Readers of the book will know of my fascination with ant traffic. That’s why it was a special pleasure in Trinidad, while out walking in the forest, to run across massive streams of leaf-cutter ants. Occasionally, I would glance down to look at something on the ground, only to discern the slow movement of small macerated bits of leaf glinting as they were ferried by apparently quite strong individual ants. The leaf bits are used as compost to create a harvested fungus that sustains, and is sustained by, the ants. Exposed roots were favorite “road” surfaces, but the most astonishing thing was to look off the human trail and see the trails that the ants were emerging from — a few inches of ground cleared from the forest floor by the indefatigable six-legged march of massive ant colonies.
When I returned home, I was particularly excited to find in the mail the new book by E.O. Wilson and Bert Holldobler, “The Superorganism: The Beauty, Elegance, and Strangeness of Insect Societies.” The book, which updates and expands upon their canonical tome The Ants, is a sheer delight. The photos alone would be worth the price of admission.

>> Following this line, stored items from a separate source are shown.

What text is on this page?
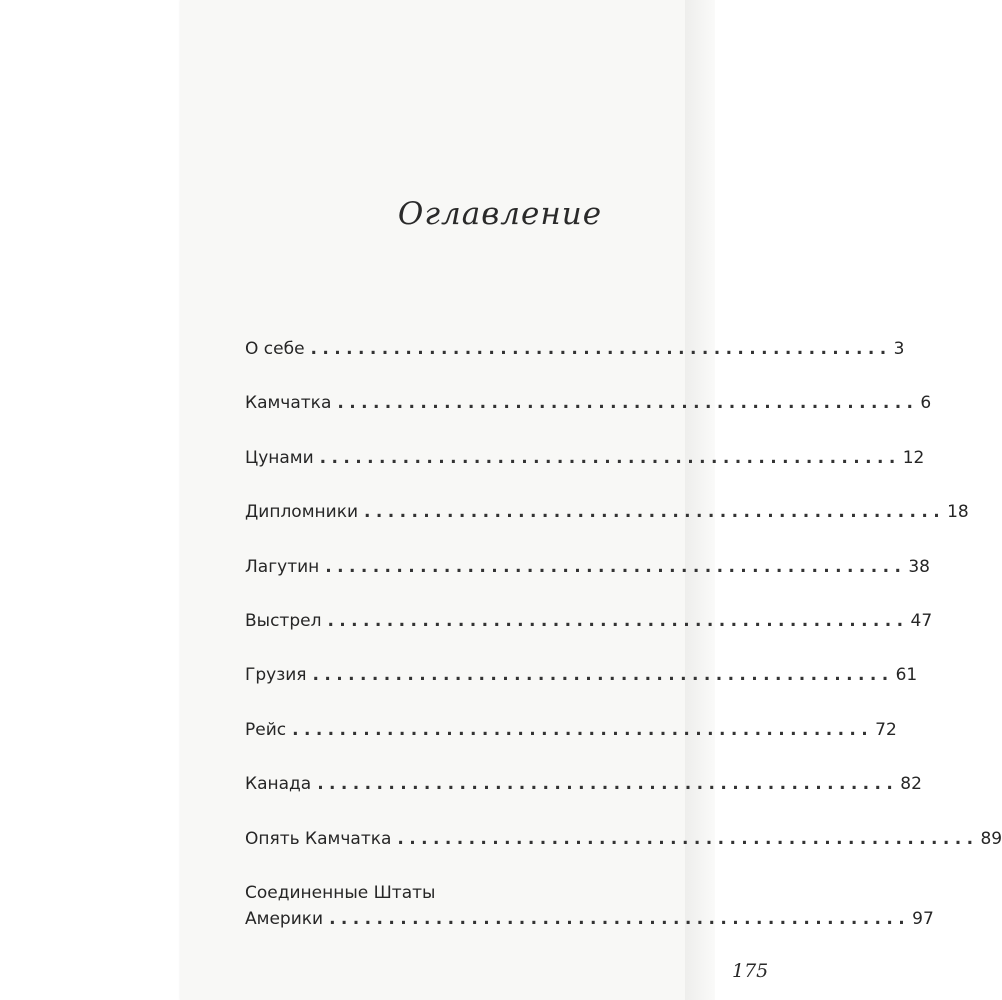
Оглавление
О себе ................................................. 3
Камчатка ................................................. 6
Цунами ................................................. 12
Дипломники ................................................. 18
Лагутин ................................................. 38
Выстрел ................................................. 47
Грузия ................................................. 61
Рейс ................................................. 72
Канада ................................................. 82
Опять Камчатка ................................................. 89
Соединенные Штаты
Америки ................................................. 97

175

In a section on the trail construction and formation of leaf-cutter ants, I was struck by this passage:
“In most cases, [the trails] are deeply engraved into the ground and conspicuous even to the most casual observer. They are retained for months or years. Even when abandoned for a time, they are commonly used again by the ants. Serving as the superhighways of the Atta colonies, they are continuously cleaned of invading vegetation and other obstacles by ‘road workers.’ The trunk route system enhances foraging speed four- to tenfold compared with that on uncleared ground.”
I rather imagine tiny ant workers, dressed in DOT orange vests, clearing debris (I’m actually not sure if there’s a special caste in the ant society that clears debris, or if everyone pitches in). This is of course a direct parallel to the whole idea of “incident management” in improving human traffic flow during peak periods; one stalled vehicle can seriously compromise the flow of a system, hence each additional minute it takes to clear means that much more congestion buildup (I’m not sure, Another parallel might be to imagine the trails as major, restricted access highways, and the uncleared ground as the smaller surface streets, with their traffic lights, double-parked cars, etc. I also learned from the book there is a species known as “driver ants.” Which I what I will know refer to my fellow vehicle operators as.
A few paragraphs on, the authors note another curious fact: The foraging area of an average colony (or “superorganism,” in the authors’ view) is 1.03 hectares, which “happens to be approximately the same ‘ecological footprint,’ or average amount of land utilized to sustain one person, in developing countries.”